The goal of life is living in
agreement with nature.  ~Zeno



Buffer Strips

Buffer strips are strips or tracts of land in permanent vegetation designed to intercept pollutants, control erosion and manage other environmental concerns. Also known as conservation strips, buffer strips, strategically placed can be an invaluable tool in managing surface water within a watershed. Their value extends far beyond traditional agricultural application.

In urban areas of home and highway construction, conservation strips can stabilize soils subject to erosion from wind and water runoff. These same strips act as filters catching potential toxins and debris from roadways and large tracts of paved parking areas before they enter our valued waterways. Conservation strips can also be utilized in flood prone areas to manage overflow.

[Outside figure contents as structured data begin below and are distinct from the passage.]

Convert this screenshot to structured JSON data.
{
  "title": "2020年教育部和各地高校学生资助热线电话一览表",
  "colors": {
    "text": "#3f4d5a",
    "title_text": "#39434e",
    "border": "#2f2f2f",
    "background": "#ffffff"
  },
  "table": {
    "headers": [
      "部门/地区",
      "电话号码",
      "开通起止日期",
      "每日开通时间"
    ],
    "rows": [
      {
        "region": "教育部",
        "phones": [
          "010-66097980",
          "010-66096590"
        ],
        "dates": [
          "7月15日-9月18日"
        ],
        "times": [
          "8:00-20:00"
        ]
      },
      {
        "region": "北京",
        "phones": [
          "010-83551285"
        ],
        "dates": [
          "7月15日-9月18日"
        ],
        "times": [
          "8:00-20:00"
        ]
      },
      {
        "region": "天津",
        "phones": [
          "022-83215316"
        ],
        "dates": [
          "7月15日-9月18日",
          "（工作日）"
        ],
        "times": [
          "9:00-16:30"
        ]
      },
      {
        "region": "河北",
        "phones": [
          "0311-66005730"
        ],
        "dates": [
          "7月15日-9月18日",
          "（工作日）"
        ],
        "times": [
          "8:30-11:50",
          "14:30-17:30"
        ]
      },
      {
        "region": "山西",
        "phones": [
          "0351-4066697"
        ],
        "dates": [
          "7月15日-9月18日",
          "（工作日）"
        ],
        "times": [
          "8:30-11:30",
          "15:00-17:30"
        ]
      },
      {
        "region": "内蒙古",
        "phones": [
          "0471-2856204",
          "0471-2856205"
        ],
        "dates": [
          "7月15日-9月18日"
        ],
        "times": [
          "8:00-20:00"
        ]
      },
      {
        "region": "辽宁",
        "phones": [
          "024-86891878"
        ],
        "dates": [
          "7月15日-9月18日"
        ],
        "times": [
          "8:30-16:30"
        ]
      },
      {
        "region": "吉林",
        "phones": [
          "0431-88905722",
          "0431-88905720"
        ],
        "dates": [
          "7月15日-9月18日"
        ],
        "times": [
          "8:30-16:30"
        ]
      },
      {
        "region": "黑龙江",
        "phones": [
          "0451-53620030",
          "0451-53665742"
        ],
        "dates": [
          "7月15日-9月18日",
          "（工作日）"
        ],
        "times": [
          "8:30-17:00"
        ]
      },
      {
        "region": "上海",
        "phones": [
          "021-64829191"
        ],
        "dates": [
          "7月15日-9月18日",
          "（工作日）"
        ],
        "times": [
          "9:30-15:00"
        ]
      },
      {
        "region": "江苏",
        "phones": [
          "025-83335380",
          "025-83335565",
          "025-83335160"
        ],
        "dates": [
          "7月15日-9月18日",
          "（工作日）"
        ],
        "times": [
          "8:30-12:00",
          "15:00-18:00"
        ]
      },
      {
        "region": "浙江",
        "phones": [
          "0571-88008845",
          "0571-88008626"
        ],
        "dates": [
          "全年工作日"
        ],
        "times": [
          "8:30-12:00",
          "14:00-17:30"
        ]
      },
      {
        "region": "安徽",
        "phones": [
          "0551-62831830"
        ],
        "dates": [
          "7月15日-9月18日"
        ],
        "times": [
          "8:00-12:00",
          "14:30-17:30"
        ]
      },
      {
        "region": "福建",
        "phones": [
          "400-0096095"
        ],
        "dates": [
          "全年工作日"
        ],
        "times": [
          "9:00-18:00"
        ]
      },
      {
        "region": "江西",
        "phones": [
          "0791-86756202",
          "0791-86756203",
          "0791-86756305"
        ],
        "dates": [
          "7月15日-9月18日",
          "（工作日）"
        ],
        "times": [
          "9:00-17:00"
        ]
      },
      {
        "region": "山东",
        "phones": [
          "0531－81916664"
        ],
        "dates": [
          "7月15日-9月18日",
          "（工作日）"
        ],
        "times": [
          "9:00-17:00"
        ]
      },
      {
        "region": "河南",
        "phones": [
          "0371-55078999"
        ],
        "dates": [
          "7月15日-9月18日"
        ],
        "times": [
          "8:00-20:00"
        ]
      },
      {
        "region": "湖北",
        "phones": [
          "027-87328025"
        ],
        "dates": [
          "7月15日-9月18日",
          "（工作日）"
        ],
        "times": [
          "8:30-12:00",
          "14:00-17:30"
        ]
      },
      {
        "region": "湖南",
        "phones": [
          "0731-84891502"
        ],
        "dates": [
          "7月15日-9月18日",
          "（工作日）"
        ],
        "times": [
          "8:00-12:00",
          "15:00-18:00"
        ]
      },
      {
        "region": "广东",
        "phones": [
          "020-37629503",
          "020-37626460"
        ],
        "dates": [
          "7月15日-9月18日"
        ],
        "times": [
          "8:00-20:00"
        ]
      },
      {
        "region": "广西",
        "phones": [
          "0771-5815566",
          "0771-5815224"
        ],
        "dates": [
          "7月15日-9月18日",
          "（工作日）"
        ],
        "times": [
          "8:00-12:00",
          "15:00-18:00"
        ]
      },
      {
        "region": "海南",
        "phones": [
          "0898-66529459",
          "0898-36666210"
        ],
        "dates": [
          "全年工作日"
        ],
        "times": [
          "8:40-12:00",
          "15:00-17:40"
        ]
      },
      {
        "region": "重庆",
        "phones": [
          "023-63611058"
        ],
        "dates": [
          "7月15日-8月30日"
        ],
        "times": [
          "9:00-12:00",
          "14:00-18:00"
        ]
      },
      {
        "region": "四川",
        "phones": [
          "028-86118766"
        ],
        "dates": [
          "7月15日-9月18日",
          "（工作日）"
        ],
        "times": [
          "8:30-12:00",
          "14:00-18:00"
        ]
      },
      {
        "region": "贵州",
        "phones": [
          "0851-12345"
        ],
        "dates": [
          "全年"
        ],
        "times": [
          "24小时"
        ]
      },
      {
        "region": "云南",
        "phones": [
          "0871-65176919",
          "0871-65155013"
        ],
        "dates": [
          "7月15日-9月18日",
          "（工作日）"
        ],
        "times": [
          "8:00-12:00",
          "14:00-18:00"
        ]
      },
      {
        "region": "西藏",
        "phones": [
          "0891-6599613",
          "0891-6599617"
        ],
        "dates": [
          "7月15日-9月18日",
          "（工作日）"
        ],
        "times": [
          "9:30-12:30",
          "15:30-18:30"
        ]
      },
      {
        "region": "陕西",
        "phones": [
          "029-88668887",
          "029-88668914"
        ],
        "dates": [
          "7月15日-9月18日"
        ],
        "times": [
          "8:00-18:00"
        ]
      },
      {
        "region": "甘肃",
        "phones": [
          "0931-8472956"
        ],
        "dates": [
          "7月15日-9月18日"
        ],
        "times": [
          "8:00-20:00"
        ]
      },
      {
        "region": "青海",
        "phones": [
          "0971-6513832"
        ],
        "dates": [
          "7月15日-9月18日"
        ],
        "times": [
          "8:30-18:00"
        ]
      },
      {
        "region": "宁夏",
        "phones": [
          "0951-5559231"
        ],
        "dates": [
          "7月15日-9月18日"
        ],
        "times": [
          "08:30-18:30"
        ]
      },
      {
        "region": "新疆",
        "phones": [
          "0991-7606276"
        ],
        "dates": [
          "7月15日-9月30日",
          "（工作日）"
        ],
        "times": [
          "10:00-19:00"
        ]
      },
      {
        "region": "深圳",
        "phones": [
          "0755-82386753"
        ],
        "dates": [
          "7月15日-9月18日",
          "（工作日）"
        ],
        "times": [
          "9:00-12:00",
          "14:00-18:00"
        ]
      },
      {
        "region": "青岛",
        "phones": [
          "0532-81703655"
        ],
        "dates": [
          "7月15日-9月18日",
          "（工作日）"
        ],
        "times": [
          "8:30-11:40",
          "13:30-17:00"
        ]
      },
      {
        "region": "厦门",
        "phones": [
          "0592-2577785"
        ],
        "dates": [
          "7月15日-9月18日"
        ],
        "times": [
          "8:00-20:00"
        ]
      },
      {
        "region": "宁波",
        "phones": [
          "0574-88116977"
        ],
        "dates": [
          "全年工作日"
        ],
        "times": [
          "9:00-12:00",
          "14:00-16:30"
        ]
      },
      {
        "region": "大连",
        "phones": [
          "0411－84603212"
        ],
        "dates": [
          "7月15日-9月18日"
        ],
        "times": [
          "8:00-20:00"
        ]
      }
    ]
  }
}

The design of buffer or conservation strips can be from simple to complex and is dictated by the scope of the potential problem area. A simple design may consist of grasses and other indigenous perennials while a more complex design may mimic a complete ecosystem, including annuals, perennials, shrubs, vines and trees. Such areas also have great value in providing a natural habitat for wildlife.

Rain Gardens

A rain garden is
a planted depression that often fills with rainwater or runoff from streets or parking lots. In the urban landscape, proper placement of a rain garden can provide the same benefits as larger buffer strips in an agricultural setting. Rain gardens can be creatively designed and have practical applications in home landscapes and urban common areas. Plantings in these types of areas can at times be submerged so appropriate variety selection is essential in the overall success and effectiveness of the rain garden.